Жизнь Матвея Кожемякина
Шрифт:
– Нуте-с, пожалуйте проститься с отходящим в путь безвозвратный...
Шакир крикнул рабочим; вороны встрепенулись и, наклоняя головы, подозрительно осмотрели двор. Отовсюду в кухню собирался народ, мужики шли, оправляя рубахи, выбирая из бород кострику и сосредоточенно глядя под ноги себе.
Войдя в кухню, Кожемякин услыхал сдержанный говор Натальи:
– Копеечки бы сейчас же на глаза-то наложить, а то - остеклеют, не закроются, другого звать будут...
Взглянув через плечи людей в тёмное лицо усопшего, молодой хозяин тупо прибавил:
– Челюсть подвяжите...
Он ушёл на завод
"Дурак какой!
– подумал Матвей.
– Отшвырнул бы в сторону сильнее".
Назойливо лезли в глаза струны пеньки, из них торчала серебряными иглами перебитая кострика. Рабочие, привязанные к этим серым, дрожащим линиям, обманно уходившим вдаль, изредка и нехотя говорили что-то друг другу, а хозяин думал:
"К чему это мне? Бросить бы да уехать куда-нибудь..."
Кроткий весенний день таял в бледном небе, тихо качался прошлогодний жухлый бурьян, с поля гнали стадо, сонно и сыто мычали коровы. Недавно оттаявшая земля дышала сыростью, обещая густые травы и много цветов. Бил бондарь, скучно звонили к вечерней великопостной службе в маленький, неубедительный, но крикливый колокол. В монастырском саду копали гряды, был слышен молодой смех и говор огородниц; трещали воробьи, пел жаворонок, а от холмов за городом поднимался лёгкий голубой парок.

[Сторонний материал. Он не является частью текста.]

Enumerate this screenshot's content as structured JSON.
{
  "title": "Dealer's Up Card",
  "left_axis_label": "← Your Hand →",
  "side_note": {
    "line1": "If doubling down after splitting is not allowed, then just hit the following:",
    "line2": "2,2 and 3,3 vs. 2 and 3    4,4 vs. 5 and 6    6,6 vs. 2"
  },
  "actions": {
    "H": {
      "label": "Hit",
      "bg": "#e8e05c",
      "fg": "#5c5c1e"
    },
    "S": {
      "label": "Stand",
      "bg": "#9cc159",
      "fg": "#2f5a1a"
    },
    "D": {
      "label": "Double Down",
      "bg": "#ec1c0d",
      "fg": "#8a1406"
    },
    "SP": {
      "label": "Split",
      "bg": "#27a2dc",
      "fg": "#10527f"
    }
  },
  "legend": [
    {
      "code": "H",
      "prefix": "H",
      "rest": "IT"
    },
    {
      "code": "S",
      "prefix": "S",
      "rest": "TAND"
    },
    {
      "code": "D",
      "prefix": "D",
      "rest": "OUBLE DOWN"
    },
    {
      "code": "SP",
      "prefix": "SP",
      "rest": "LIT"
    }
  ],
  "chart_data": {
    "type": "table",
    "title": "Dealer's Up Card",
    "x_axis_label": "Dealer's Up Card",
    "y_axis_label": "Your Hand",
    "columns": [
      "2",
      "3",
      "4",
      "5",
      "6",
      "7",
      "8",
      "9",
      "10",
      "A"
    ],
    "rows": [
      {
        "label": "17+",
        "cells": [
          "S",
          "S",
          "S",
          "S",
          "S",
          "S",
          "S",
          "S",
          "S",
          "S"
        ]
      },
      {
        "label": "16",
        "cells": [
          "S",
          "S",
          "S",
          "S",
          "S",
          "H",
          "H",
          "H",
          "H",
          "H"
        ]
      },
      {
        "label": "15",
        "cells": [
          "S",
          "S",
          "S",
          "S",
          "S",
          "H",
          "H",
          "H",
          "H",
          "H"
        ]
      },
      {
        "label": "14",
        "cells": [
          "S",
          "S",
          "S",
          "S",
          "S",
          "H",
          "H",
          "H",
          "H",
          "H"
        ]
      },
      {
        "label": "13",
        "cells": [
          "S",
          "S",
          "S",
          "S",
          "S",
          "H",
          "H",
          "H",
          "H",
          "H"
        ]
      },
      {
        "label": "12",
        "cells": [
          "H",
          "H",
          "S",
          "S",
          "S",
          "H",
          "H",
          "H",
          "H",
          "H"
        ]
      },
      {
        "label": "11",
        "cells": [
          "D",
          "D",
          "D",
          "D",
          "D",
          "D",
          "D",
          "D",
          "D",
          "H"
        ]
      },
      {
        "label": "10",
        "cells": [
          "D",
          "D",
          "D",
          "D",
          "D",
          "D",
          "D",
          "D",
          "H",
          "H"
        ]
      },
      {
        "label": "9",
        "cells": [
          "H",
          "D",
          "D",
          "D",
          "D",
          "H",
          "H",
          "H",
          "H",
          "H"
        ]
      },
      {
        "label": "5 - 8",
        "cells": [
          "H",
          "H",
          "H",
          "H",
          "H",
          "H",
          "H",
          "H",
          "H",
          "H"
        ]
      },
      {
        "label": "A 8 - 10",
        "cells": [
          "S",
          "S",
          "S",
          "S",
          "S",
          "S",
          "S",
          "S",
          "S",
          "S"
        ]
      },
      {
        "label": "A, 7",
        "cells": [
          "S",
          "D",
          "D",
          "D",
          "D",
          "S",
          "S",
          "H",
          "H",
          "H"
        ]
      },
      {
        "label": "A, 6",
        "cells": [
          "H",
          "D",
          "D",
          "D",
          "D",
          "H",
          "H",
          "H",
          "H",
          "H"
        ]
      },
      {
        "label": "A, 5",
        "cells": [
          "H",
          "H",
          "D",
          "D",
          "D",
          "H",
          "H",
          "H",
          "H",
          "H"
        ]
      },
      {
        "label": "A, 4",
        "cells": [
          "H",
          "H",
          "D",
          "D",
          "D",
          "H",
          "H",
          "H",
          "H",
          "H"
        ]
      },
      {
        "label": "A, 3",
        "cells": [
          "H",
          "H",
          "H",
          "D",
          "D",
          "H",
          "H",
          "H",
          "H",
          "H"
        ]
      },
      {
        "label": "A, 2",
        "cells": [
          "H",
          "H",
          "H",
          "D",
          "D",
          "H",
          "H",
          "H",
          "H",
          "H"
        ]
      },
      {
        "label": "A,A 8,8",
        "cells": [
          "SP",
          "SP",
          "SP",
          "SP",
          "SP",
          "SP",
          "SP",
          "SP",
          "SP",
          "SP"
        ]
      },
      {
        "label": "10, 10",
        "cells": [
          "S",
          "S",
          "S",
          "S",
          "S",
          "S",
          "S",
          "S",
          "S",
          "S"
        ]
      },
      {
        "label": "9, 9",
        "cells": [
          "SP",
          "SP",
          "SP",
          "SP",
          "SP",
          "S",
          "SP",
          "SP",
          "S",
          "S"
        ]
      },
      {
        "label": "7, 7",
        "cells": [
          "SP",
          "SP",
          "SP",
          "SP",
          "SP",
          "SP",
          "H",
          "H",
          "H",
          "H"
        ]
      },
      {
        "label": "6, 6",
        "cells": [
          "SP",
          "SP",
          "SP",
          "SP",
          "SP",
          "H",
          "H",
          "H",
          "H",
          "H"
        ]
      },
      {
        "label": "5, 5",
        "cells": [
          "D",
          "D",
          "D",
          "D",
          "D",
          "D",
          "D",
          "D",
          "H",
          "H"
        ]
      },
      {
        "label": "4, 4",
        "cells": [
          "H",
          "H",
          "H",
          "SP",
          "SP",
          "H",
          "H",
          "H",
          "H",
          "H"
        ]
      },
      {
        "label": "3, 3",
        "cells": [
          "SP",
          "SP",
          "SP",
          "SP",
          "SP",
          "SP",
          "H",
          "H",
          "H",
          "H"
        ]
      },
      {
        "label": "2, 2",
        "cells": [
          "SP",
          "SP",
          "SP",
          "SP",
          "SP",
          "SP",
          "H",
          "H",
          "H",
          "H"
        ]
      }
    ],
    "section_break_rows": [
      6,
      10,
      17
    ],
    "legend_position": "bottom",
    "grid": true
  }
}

Под звуками и движениями жизни явной чуть слышно, непрерывно трепетало тихое дыхание мая - шёлковый шелест молодых трав, шорох свежей, клейкой листвы, щёлканье почек на деревьях, и всюду невидимо играло крепкое вино весны, насыщая воздух своим пряным запахом. Словно туго натянутые струны гудели в воздухе, повинуясь ласковым прикосновениям чьих-то лёгких рук, плыла над землёю певучая музыка, вызывая к жизни первые цветы на земле, новые надежды в сердце.
Юноше стало до слёз грустно за себя и жалко всё это скучное, мягко разлитое вокруг и покорно исчезавшее в невесёлом небе, низко спустившемся над землёю.
"Все уходят, - думалось ему с лёгкой, как туман, обидой, вдруг коснувшейся сердца.
– Чуть кто получше - то умрёт, то убежит, как Созонт и Марков, а то прогонят, как дьячка..."
Пришёл Шакир и, сняв шапку, стал просить денег.
– Ты шапку-то надень!
– сердито и сконфуженно сказал Матвей.
– Чего это ты?
Татарин слабо усмехнулся.
– Не снай. Мешать боялся моя - думаит ты...
– Нет, уж ты не бойся!
– негромко и дружески сказал юноша.
– Я сам всего боюсь тут...
– Нисява!
– бодро тряхнул головою татарин.
– Не нада скушна думать всё хоруша будит! Весна пришёл... Давай делам говорить: могил копать нада, старик землям хоронить нада...
...В день похорон Пушкарёва шёл дождь, и народа собралось немного, даже нищие поленились - не все пришли.
Шакир шагал стороной, без шапки, в тюбетейке одной, она взмокла, лоснилась под
дождём, и по смуглому лицу татарина текли струи воды. Иногда он, подняв руки к лицу, наклонял голову, мокрые ладони блестели и дрожали; ничего не видя перед собою, Шакир оступался в лужи, и это вызывало у людей, провожавших гроб, неприятные усмешки. Кожемякин видел, что горожане смотрят на татарина косо, и слышал сзади себя осуждающее ворчание:– Нехристь, а тоже провожает...
– - На кладбище-то, чай, не пустят его...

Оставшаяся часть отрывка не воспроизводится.